Orca-Q was well tolerated. Overall clinical outcomes were:

• All patients engrafted neutrophils by day +20 (median 12 days)

• Overall survival and 1 and 2 years: 90% at 1 year and 86% at 2 years

• Relapse-free survival at 1-year: 87%

• Moderate-to-severe cGVHD-free survival at 1-year: 85%

• GRFS at 1-year: 78%

• Non-relapse mortality at 1-year: 3.4%

• Relapse incidence at 1-year: 12.7%

• Grade 3-4 aGVHD at Day +180: 7.1% (6% for Arm A and 8% for Arm C)

• Moderate-to-severe chronic GVHD at 1 year: 5.9% (12% for Arm A and 0% for Arm C)

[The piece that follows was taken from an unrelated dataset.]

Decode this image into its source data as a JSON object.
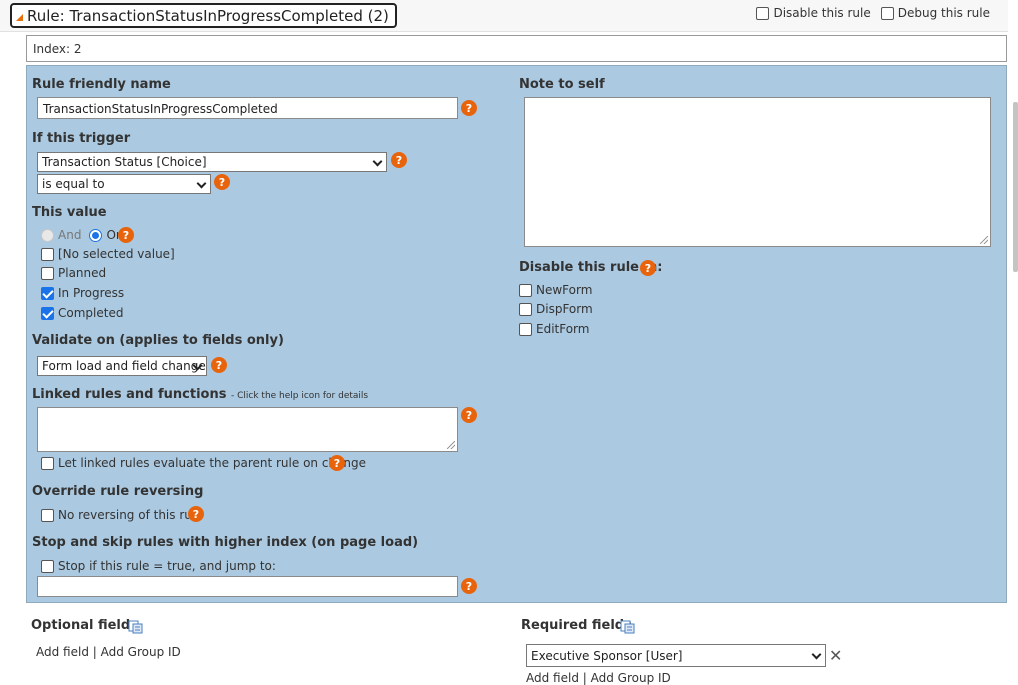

Orca-Q patients treated without pharmacological prophylaxis (Arm C) demonstrated more rapid immune reconstitution and improved control of infections. Specifically,

• BMT CTN Grade 2+ infections at 1-year: 33% for Arm A and 17% for Arm C;

• BMT CTN Grade 3 infection at 1-year: 6% for Arm A and 0% for Arm C

• Median absolute CD4 / CD8 cell counts per µL at Day +28: 97 / 94 for Arm A and 102 / 245 for Arm C

CONCLUSIONS Orca-Q demonstrates promising efficacy and safety as a precision-engineered T-cell immunotherapy for alloHSCT in patients with high-risk hematologic malignancies. The therapy achieved rapid neutrophil recovery, while maintaining low rates of severe acute GVHD, relapse, and non-relapse mortality across both treatment arms. The low infection rates observed suggest that the cellular composition of Orca-Q can control GVHD and accelerate immune reconstitution even without pharmacological immunosuppression. The Phase 1 study continues to enroll patients to further confirm these results.